Yesterday I debated with God about what is happening in my
body, according to what one doctor says. I don’t want to be seriously ill. This
crazy a-fib is enough, but maybe the Lord has other tests of faith for me?
Anyway, it was a day of stress. I tried to be willing to submit to His lordship
and soon realized that unless His Spirit is filling me, I cannot do that. I
felt like a bug held down with a pin.
To add to my angst, God was not saying anything. However,
this morning He speaks loud and clear . . .
“. . . Or do you not know that your body is a temple of the Holy Spirit within you, whom you have from God? You are not your own, for you were bought with a price. So glorify God in your body.” (1 Corinthians 6:18–20)
Months ago, He said the same words regarding my heart and
it blessed me. I even repeated them to concerned people who asked how I felt. This is God’s body and He can do with it as
He pleases. I meant it. Now He is checking my faith again and for a day I
totally flunked the test.
Tozer says God works out the details of our Christian
experience according to the individual temperament and distinct characteristics
He has given us. Some people will hear and understand His wishes and focus on
them. I am not one of those people, as least the focus part. My scattered brain
is all over the map. I’ve excused that as ‘just the way I am’ but He is not
interested in leaving me like that. This week I heard one Christian say that
popping here and there doing a little of this and a little of that winds up
with little accomplished.
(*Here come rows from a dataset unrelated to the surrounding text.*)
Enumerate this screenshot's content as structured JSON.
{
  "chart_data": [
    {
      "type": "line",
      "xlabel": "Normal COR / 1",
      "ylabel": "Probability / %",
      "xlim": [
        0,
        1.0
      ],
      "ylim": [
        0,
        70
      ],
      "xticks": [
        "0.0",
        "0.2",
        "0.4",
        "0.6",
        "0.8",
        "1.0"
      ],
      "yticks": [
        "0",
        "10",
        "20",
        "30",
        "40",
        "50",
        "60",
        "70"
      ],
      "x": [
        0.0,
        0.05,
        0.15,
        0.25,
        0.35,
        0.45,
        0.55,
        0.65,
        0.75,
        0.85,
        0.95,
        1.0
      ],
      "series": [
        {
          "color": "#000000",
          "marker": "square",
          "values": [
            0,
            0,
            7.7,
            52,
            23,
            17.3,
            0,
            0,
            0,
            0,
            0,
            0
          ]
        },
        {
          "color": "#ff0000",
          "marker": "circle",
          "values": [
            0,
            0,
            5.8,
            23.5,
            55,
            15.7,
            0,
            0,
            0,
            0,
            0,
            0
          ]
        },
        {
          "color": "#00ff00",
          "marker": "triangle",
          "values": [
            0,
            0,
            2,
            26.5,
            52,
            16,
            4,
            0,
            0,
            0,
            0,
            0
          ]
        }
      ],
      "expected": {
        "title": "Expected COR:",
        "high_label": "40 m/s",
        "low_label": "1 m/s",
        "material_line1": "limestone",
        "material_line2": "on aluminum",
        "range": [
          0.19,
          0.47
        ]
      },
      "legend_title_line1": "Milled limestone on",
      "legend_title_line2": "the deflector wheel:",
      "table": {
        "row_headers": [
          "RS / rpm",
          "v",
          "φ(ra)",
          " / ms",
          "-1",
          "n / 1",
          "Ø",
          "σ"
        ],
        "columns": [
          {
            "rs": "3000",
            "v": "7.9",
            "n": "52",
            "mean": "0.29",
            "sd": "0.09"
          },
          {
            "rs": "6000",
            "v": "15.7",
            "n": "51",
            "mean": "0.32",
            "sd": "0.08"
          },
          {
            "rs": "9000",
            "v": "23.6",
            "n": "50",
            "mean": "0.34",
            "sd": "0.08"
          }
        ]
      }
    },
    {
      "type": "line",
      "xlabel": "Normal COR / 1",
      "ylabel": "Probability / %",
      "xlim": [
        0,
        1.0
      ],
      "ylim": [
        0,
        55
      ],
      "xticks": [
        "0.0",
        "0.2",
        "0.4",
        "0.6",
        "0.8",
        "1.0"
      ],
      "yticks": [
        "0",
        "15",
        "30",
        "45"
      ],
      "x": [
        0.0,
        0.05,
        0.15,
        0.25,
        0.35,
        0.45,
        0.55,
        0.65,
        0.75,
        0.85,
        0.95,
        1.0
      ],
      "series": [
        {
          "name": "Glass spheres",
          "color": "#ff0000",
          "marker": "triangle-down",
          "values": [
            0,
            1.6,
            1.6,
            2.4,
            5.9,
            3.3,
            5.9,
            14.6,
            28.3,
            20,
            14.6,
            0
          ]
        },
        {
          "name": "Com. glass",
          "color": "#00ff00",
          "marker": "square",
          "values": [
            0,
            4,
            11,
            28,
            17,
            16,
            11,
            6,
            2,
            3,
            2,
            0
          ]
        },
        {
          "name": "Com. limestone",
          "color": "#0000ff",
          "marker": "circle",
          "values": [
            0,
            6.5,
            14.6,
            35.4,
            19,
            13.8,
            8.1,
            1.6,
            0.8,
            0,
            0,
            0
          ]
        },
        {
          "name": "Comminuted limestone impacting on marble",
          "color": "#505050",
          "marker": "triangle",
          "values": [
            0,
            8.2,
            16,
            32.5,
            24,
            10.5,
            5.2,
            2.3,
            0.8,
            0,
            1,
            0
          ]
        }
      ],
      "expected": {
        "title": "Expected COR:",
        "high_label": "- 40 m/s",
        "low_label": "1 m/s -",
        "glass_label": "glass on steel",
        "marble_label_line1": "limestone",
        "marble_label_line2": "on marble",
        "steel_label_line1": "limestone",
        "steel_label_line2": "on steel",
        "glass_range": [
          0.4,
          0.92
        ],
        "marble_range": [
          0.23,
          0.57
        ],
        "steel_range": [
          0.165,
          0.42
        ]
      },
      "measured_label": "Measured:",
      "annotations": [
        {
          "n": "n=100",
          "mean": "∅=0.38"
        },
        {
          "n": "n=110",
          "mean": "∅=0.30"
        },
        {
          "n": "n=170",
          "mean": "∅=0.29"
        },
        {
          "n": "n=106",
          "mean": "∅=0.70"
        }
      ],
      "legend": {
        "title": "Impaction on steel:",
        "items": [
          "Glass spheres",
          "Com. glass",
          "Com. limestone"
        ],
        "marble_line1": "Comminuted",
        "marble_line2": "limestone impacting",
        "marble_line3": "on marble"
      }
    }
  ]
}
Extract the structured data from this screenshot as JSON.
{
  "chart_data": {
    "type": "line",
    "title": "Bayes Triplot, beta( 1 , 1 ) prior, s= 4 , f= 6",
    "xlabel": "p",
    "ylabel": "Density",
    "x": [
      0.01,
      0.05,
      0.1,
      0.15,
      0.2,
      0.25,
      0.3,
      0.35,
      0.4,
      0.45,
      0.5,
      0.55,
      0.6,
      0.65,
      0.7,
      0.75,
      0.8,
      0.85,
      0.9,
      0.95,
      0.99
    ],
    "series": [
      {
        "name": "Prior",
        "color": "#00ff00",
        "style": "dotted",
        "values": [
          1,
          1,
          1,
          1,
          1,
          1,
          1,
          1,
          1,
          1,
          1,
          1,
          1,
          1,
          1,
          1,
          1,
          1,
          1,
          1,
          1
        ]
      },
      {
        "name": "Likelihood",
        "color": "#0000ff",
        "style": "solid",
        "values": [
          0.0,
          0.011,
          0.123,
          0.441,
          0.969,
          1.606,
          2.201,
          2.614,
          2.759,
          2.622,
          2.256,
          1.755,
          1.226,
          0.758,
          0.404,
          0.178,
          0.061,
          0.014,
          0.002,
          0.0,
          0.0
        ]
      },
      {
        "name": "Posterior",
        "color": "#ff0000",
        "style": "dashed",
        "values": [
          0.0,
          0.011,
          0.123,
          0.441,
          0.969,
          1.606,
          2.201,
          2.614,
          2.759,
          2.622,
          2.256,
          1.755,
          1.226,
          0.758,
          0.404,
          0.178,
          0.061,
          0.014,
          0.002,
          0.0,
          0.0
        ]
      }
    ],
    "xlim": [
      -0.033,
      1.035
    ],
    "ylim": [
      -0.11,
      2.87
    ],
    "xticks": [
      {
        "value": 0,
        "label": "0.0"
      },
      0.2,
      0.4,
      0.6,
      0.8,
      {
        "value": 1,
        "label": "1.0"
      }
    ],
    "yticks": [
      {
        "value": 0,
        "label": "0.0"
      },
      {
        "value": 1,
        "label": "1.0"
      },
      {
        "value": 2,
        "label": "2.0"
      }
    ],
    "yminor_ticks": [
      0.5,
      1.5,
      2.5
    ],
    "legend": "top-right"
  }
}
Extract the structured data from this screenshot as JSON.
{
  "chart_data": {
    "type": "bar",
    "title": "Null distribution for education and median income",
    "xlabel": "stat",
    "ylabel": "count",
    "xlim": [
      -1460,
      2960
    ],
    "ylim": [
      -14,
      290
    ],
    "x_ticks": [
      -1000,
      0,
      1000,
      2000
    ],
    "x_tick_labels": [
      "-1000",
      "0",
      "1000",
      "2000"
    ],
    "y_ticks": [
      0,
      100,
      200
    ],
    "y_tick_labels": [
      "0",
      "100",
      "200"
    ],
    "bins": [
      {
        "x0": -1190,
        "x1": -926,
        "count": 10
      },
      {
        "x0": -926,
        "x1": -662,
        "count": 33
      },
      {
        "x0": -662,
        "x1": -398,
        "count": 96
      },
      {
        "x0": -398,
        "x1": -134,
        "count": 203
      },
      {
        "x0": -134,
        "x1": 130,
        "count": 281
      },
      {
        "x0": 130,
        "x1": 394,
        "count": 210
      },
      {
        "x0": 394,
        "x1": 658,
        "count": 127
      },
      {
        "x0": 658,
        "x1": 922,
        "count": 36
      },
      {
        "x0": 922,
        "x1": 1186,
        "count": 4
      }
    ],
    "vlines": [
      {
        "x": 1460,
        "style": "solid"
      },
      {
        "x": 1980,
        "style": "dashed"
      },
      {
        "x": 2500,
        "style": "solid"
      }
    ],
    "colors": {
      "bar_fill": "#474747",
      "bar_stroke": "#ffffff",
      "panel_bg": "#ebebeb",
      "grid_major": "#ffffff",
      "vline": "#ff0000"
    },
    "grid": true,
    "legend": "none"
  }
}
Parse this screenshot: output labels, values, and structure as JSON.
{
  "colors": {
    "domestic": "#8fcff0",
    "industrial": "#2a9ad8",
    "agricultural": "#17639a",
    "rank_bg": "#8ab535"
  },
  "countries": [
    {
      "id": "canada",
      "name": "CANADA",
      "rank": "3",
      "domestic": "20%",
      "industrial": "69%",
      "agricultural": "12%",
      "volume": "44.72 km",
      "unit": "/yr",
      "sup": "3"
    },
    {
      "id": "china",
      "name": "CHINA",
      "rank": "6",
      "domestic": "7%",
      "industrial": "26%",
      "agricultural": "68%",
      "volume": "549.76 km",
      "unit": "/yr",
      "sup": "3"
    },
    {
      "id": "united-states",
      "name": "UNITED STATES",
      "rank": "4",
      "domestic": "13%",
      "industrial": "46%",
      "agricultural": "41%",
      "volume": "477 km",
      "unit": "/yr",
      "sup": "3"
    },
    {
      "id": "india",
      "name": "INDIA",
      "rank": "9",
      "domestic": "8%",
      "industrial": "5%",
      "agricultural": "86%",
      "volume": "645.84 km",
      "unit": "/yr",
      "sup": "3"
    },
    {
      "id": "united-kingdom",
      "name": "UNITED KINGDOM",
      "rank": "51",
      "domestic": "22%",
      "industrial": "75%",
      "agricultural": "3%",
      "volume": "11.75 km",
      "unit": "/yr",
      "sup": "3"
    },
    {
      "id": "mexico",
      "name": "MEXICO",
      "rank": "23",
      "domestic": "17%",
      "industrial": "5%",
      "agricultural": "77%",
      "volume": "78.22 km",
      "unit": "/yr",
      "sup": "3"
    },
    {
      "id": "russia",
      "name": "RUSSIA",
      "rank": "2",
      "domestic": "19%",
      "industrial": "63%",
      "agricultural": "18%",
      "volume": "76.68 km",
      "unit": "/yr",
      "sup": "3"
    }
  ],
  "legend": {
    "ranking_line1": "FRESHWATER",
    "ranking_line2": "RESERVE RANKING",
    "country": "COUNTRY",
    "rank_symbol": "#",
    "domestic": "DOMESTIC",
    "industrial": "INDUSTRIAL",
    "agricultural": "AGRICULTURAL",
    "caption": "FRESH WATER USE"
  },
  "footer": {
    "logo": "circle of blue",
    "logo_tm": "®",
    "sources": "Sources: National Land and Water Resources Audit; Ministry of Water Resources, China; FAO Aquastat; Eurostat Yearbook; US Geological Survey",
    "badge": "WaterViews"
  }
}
He seemed to be talking to me.
On the same vein, Paul says:
“Brothers, I do not consider that I have made it my own. But one thing I do: forgetting what lies behind and straining forward to what lies ahead.” (Philippians 3:13)
He had one goal: “One thing I do” and this focus made him a
significant person in the hands of God. I’ll never be in his category but am
convicted by his words “one thing I do” even if he meant ‘one thing at a time.’
Yesterday, a radio preacher said much the same thing with
more focus on motivation. He said that human need is vast but he cannot choose
what he does on that basis; otherwise he would be going in circles. Instead, he
learned to ask God daily for his marching orders.
I agree. Trying to select which human needs I can minister
to leaves me worn out and confused, eventually doing not much. Far better to
focus on the one thing God wants for that day, even that moment.
All this said, yesterday’s struggle showed me that my
focus too easily turns from the ‘lesson of the day’ to my to-do list, or a long
list of prayer regarding human need, or a bunch of I-wants. I do not think long
enough about the lessons God is patiently teaching me. They are to be learned, but
also remembered and done.
This means I need to deeply learn that I belong to Him,
remember it, and act like it. If I forget, then the next pop quiz will throw me
into a panic.
^^^^^^^^^^
Jesus, You are incredibly patient with me. I forget too
easily and need to meditate more on what You say to me, not happily dash off to
the next thing — falsely assuming that because I heard You, I ‘got’ it.